Besides the obvious data storage use case, accepted typical uses for Hadoop today, include:
- data preparation and batch processing
- scheduled BI reporting
- data science and advanced analytics
- streamed data analysis
However there is a perception that Hadoop should not be used for:
- Interactive BI
- Self-serve analytics
- Data warehouse replacement
So really, what is Hadoop good for?
To answer that question, I would first answer, “what is Hadoop?”
Hadoop is a software technology that allows clusters of low cost commodity servers to be connected together to form a very powerful, scale-out and resilient data storage and data processing platform. Original it had two key components: a distributed file system called HDFS, and a framework for programming data processing and analysis tasks in parallel, called Map-Reduce. Map-Reduce is now pretty much defunct, so if you think of Hadoop in its original form then it is pretty much just a distributed, low-cost data storage platform. However in the years since it was launched, a huge eco-system of software technologies have emerged that allows this cluster of low cost commodity servers to effectively perform a wide variety of different data related tasks.
Because the Hadoop distributors have to provide on-going support for the technologies they ship, only a sub-set of the ecosystem technologies actually come with the distributions. Many people’s view is therefore confined by the capabilities of this sub-set. But to realize its full potential you really need to think outside your distribution’s box and investigate the other complementary technologies out there. These technologies can massively extend the capabilities of your Hadoop cluster and many have excellent levels of support, as discussed in this paper by analyst Mike Ferguson.

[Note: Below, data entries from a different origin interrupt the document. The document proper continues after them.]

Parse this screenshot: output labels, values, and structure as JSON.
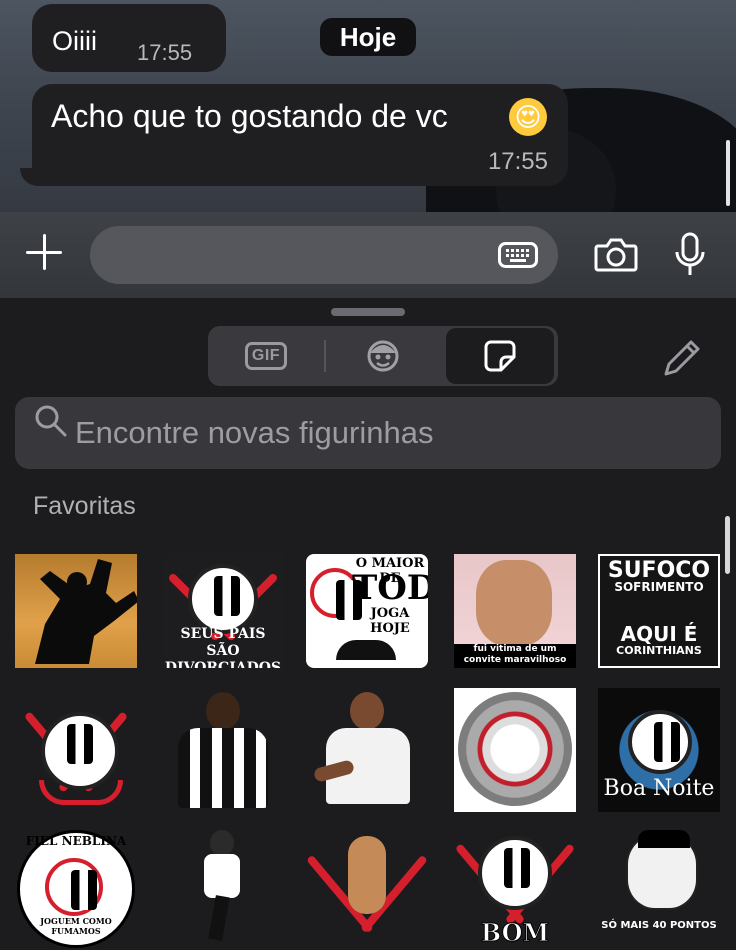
{
  "chat": {
    "date_chip": "Hoje",
    "messages": [
      {
        "text": "Oiiii",
        "time": "17:55"
      },
      {
        "text": "Acho que to gostando de vc",
        "emoji": "😍",
        "time": "17:55"
      }
    ]
  },
  "input_bar": {
    "attach_icon": "plus-icon",
    "keyboard_icon": "keyboard-icon",
    "camera_icon": "camera-icon",
    "mic_icon": "microphone-icon"
  },
  "sticker_panel": {
    "tabs": [
      {
        "label": "GIF",
        "icon": "gif-icon"
      },
      {
        "icon": "avatar-icon"
      },
      {
        "icon": "sticker-icon",
        "selected": true
      }
    ],
    "edit_icon": "pencil-icon",
    "search": {
      "placeholder": "Encontre novas figurinhas"
    },
    "section_title": "Favoritas",
    "stickers": [
      {
        "name": "silhouette-sticker",
        "caption": ""
      },
      {
        "name": "seus-pais-sticker",
        "caption": "SEUS PAIS SÃO DIVORCIADOS"
      },
      {
        "name": "maior-de-todos-sticker",
        "caption_top": "O MAIOR DE",
        "caption_mid": "TODOS",
        "caption_bottom": "JOGA HOJE"
      },
      {
        "name": "fui-vitima-sticker",
        "caption": "fui vitima de um convite maravilhoso"
      },
      {
        "name": "sufoco-sticker",
        "caption_top": "SUFOCO",
        "caption_top2": "SOFRIMENTO",
        "caption_bottom": "AQUI É",
        "caption_bottom2": "CORINTHIANS"
      },
      {
        "name": "corinthians-crest-sticker",
        "caption": ""
      },
      {
        "name": "player-sticker",
        "caption": ""
      },
      {
        "name": "player-pointing-sticker",
        "caption": ""
      },
      {
        "name": "ball-sticker",
        "caption": ""
      },
      {
        "name": "boa-noite-sticker",
        "caption": "Boa Noite"
      },
      {
        "name": "fiel-nebulina-sticker",
        "caption_top": "FIEL NEBLINA",
        "caption_bottom": "JOGUEM COMO FUMAMOS"
      },
      {
        "name": "kick-sticker",
        "caption": ""
      },
      {
        "name": "crest-figure-sticker",
        "caption": ""
      },
      {
        "name": "bom-dia-sticker",
        "caption": "BOM DIA..."
      },
      {
        "name": "so-mais-40-sticker",
        "caption": "SÓ MAIS 40 PONTOS"
      }
    ]
  },
  "colors": {
    "bubble": "#1f1f22",
    "panel": "#1c1c1e",
    "corinthians_red": "#d51f2d"
  }
}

Presto, a SQL on Hadoop solution supported by Teradata, is an example of a powerful Hadoop technology that is not part of any of the main distributions. Another is the Kognitio SQL engine for Hadoop.
If you consider Hadoop as a powerful, scale-out hardware platform that is supported by a vast eco-systems of data-related software technologies, then by choosing the right combination of software components you can make your Hadoop cluster into almost anything data related, including interactive, self-service BI and data warehousing.
For example, Inmar uses Kognitio on Hadoop to provide retail clients with high-speed interactive access, via a web portal, to massive amounts of retail transaction data stored in a Hortonworks cluster. Using the Hive SQL layer that came with Hortonworks made the “high-speed” part of that hard to accomplish. With Kognitio they found that queries ran around 300x faster.
So what is Hadoop good for? Well with the right combination of software components, pretty much anything.